Identification of tumors harboring an overall active immune phenotype may help for selecting patients with advanced head and neck squamous cell carcinomas (HNSCC) and non-small cell lung cancer (NSCLC) who may benefit from immunotherapies. In this context, we generated targeted gene expression profiles in three and two independent cohorts of patients with HNSCC or NSCLC respectively, treated or not by PD-1/PD-L1 inhibitors. Notably, we generated two datasets including 102 and 82 patients with HNSCC or NSCLC treated with PD-1/PD-L1 inhibitors. Clinical information, including detailed survival raw data, is available for each patient, allowing to test association between gene expression data and patient survival (overall and progression-free survival). Moreover, we also generated gene expression datasets of 27 paired HNSCC samples from diagnostic biopsies and versus surgically resected specimens as well as 33 paired HNSCC samples at initial diagnosis (untreated) and at recurrence. Those datasets may allow to test the stability of a given biomarker across paired samples.

Immunologically active phenotype by gene expression profiling is associated with clinical benefit from PD-1/PD-L1 inhibitors in real-world head and neck and lung cancer patients.

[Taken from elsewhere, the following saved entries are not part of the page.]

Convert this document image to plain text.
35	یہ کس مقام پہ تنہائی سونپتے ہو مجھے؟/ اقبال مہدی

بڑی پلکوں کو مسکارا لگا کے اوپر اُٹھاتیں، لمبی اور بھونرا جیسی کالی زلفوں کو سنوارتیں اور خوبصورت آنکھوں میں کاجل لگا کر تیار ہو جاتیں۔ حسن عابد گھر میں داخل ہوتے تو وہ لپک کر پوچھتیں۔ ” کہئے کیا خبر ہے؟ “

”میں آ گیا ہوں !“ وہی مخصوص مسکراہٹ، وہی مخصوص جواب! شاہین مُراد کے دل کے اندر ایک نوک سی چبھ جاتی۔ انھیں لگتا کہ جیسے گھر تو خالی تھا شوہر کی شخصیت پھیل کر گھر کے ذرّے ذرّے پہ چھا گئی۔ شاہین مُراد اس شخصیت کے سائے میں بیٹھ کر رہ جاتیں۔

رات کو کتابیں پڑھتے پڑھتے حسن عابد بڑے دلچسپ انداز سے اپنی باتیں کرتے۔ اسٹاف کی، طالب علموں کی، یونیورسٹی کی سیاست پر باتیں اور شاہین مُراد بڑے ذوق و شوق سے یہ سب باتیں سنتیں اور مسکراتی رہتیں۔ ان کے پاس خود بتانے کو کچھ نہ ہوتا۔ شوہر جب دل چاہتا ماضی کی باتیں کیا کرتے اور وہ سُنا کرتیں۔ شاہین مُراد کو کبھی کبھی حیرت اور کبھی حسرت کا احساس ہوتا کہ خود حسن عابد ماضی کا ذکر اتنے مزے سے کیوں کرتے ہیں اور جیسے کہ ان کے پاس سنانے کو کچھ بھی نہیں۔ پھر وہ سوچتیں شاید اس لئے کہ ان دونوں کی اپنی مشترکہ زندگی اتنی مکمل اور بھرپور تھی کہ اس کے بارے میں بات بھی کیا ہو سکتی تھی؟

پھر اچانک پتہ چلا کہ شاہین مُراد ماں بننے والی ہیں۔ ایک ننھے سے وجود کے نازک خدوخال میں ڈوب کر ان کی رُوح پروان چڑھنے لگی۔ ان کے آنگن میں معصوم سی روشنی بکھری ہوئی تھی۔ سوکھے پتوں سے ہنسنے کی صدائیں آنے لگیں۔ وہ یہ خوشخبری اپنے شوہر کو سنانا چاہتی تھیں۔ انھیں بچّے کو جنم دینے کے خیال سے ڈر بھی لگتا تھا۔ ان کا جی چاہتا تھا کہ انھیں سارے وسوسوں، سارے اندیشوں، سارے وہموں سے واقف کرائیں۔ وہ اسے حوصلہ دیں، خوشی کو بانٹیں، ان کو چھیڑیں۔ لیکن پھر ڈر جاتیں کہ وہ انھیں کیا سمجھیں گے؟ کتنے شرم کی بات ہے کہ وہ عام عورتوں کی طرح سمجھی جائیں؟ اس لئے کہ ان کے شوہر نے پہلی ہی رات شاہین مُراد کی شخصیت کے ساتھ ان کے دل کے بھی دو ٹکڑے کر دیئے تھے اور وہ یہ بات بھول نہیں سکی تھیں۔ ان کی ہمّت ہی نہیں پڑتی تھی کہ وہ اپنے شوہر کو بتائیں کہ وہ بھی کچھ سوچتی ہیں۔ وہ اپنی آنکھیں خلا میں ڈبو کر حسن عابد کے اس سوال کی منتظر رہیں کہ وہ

INTRODUCTION: Identification of tumours harbouring an overall active immune phenotype may help for selecting patients with advanced head and neck squamous cell carcinomas (HNSCC) and non-small cell lung cancer (NSCLC) who may benefit from immunotherapies. Our objective was to develop a reliable and stable scoring system to identify those immunologically active tumours. METHODS: Using gene expression profiles of 421 HNSCC, we developed a score to identify immunologically active tumours. Validation of the 'HOT' score was done in 40 HNSCC and 992 NSCLC. Stability of the 'HOT' score was tested in paired HNSCC samples from diagnostic biopsies versus surgically resected specimens, untreated versus recurrent samples, and pre-versus post-cetuximab samples in a total of 76 patients. The association between the 'HOT' score with overall survival (OS) and progression-free survival (PFS) was tested in 184 patients with HNSCC or NSCLC treated with PD-1/PD-L1 inhibitors. RESULTS: A 27-gene expression based 'HOT' score was correlated with: (i) PD-L1 and IDO1 expression, (ii) TCD8 infiltrate and (iii) activation of the IFN-γ pathway. The HOT score concordance when comparing diagnostic biopsies and surgically resected specimens was higher than in untreated samples versus recurrent or pre-versus post-cetuximab samples. In 102 and 82 patients with HNSCC or NSCLC treated with PD-1/PD-L1 inhibitors, the HOT score was associated with an improved OS and PFS in multivariate analysis. CONCLUSION: The 'HOT' score is a simple and robust approach to identify real-world patients with HNSCC and NSCLC immunologically active tumours who may benefit from PD-1/PD-L1 inhibitors.